The first time we heard that our entry as "The Longest Journey by
Car" at this time 117 countries, 451'231 km (= 280'617 miles) since October
16, 1984 (nearly 13 years) was approved by the Guinness Publishing was on Friday,
June 20, 1997, as we had an interview at BBC's World Service "Outlook" at the
Bush House in the center of London. Soon afterwards we received the World Record Certificate. The first time we were published
in the Guinness Book of World Records in 1998. In 1999, Guinness World Records introduced
its own Website and we were published immediately as "The Longest
Driven Journey".
We broke the previous records of Harry B. Coleman/Peggy Larson (113
countries 231'288 km (= 143'716 miles) 1976-1978 in a Volkswagen Camper), as
well as Manfred Müller/Paul-Ernst Luhrs (350'000 km (= 217'490 miles) 83 countries
in a Citroën 2CV). Between January 1, 1999, and January 5, 2002, an American couple
Jim Rogers/Page Parker tried to contest our single journey in a converted
Mercedes-Benz SLK 230/G 300. After 111 countries (on his website he claims to have done
116!) and 245'544 km (= 152'576 miles) a distance that includes also kilometers and
miles of flights, shippings and railway rides he stopped.
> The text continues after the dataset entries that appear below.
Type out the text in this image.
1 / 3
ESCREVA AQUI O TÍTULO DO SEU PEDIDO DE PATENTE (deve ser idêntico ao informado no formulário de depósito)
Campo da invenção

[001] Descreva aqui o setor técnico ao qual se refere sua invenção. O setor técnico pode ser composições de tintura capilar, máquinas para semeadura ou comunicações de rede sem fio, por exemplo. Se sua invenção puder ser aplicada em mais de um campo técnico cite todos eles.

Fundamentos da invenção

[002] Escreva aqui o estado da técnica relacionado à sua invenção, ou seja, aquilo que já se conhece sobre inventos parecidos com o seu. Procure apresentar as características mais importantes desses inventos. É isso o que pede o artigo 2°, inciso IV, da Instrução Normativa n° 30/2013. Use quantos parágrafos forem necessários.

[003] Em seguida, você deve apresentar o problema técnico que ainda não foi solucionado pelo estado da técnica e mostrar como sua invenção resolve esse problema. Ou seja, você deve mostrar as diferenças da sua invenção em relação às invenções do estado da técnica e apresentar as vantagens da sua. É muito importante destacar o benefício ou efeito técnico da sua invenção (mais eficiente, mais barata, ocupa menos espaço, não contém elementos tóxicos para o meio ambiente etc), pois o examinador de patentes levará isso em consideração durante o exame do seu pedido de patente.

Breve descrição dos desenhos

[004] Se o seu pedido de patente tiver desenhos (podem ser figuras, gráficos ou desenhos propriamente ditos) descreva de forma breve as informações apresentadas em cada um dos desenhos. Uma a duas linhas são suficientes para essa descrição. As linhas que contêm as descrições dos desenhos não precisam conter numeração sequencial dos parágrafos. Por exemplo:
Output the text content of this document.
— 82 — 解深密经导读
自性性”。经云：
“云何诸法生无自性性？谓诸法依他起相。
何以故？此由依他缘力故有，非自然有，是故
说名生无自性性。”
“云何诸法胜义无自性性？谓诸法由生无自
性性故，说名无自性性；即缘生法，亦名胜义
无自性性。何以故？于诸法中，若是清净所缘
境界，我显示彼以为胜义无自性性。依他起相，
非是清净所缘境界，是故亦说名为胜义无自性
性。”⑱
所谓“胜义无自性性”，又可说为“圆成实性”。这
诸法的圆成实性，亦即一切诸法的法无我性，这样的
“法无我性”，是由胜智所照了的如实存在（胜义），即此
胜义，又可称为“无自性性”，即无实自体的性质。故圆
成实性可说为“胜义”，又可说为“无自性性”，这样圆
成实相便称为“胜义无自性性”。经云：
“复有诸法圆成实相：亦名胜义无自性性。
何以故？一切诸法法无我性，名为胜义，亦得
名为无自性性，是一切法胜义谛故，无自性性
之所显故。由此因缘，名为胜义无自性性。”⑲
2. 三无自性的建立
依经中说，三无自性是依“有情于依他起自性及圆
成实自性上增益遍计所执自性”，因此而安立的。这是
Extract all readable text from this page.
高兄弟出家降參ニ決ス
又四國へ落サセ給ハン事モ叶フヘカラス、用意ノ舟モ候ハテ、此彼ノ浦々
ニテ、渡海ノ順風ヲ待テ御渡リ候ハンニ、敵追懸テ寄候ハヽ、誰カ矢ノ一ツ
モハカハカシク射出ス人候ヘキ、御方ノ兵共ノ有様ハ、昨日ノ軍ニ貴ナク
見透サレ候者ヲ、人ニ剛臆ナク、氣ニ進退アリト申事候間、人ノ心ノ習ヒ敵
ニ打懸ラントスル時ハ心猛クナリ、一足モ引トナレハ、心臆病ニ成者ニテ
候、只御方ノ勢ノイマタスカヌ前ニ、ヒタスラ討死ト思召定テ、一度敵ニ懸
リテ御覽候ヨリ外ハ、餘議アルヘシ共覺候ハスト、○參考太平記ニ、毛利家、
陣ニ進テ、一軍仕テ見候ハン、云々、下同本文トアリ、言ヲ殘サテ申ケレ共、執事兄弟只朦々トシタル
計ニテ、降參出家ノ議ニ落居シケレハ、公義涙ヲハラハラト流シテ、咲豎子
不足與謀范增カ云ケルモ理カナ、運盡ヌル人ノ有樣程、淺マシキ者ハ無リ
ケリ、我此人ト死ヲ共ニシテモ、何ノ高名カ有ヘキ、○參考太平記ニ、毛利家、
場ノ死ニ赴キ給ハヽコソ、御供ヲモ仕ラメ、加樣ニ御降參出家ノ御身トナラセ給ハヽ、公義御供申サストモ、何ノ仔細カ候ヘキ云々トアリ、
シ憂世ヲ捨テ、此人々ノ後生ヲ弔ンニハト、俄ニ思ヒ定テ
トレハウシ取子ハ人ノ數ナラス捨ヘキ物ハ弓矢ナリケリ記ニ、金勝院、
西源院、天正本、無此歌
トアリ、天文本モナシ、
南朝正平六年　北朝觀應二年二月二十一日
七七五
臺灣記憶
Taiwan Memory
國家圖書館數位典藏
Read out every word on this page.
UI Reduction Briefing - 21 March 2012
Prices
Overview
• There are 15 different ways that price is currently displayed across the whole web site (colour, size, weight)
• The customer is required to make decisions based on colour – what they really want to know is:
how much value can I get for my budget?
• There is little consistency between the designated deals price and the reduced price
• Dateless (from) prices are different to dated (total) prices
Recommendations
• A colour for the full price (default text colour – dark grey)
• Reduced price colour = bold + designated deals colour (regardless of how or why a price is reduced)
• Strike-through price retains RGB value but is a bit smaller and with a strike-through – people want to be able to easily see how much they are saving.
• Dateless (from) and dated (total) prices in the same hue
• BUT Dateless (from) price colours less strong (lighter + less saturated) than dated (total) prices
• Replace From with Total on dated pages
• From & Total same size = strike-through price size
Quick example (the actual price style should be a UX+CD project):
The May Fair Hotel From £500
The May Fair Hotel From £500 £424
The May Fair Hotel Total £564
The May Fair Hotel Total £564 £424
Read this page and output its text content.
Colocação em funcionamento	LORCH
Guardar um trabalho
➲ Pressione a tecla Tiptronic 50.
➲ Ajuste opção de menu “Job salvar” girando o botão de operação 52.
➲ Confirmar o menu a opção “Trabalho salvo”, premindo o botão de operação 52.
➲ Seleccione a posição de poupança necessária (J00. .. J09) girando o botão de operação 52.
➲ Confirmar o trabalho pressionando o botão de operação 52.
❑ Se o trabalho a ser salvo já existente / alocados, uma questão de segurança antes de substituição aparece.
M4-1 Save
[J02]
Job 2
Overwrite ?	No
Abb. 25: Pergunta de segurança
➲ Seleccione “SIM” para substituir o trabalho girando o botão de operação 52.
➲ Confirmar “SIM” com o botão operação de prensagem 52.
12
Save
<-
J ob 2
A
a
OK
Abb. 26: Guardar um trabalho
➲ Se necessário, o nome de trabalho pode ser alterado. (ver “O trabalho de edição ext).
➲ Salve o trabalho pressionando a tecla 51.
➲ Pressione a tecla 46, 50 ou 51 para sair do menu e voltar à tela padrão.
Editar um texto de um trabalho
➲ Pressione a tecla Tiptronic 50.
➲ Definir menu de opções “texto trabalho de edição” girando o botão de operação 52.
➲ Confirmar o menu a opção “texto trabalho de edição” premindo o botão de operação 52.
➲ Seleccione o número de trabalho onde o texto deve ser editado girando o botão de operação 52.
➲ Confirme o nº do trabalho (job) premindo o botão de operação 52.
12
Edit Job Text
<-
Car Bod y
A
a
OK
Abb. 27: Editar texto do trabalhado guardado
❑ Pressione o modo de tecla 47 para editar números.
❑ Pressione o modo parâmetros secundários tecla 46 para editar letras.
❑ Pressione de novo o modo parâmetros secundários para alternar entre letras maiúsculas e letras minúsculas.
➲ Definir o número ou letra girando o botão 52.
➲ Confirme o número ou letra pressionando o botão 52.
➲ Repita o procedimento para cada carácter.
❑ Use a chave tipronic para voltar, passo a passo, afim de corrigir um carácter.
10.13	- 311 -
He was published suddenly
in the Guinness Book 2010 as "The longest continuous journey". However,
"continuously" means only that he tried to visit but mainly just
"touched" most of the countries merely once. But his nevertheless
remarkable effort was not at all enough to beat our unique World Record in topics, like
"visited number of countries + driven kilometers + time", and we are still on
the road.
1997 the Brit David Robertson, with the backing of "Malaria
Foundation International" ("Drive Against Malaria"; "Roll Back
Malaria") tried to 'smash' our record which we accomplished b.t.w. without any
institution or company behind us, only lately with occasional
supporters but nothing can be found or heard about him since. This shows that
it needs a lot of endurance to stay such a long time "on the
road" and to explore so many countries as we did
prove is also the website of "Ask Men"
where we figure as No. 8 of the "Weirdest Guinness World Records".
- Since some time a new challenger is around, the German Gunther W. Holtorf driving a 1988
built Mercedes Benz G-Wagon 300GD. However, it isn't clear, how his planned Guinness World
Record will be called, because he is traveling only 6 months in a year since his start in
1990, which doesn't correspond to a real "journey". Despite of this, the
sporadically published press releases (actually always released by the local Mercedes
distributor) show quite unclear and confusing data (number of countries and miles):
Said that, in April 2005 there were 280'000 miles driven in Egypt; the same year in
October back in Germany 258'000 miles; one month later in Bhutan 330'000 miles (!); in November 2006 in Indonesia 357'000 miles
in 184 countries (!); in July 2007 in Malaysia and Singapore 365'230
miles in >130 countries; half a year later in February 2008 in Jamaica 386'000 miles in
151 countries, in June 395'000 miles = 168 countries, and in February 2011 in Sri Lanka
450'000 miles = >182 countries and all results while driving only six
months in a year! The figures tell its own tale; we experienced already the case
that not only the real car's mileage was counted but additionally also the miles done
while shipping on a freighter. In the same doubtful category falls the claim to have
visited a country, while the car couldnt leave the harbor or even the ship at all
(our LandCruiser was officially permitted to enter and to drive around in ALL of
our 169 countries we have visited). And last but not least
counts the applied country definition: while some are counting more than 700
countries (including regions, areas, provinces, states, territories, etc.), we do only
261, according to the (former) rules of the Guinness Book of World Records.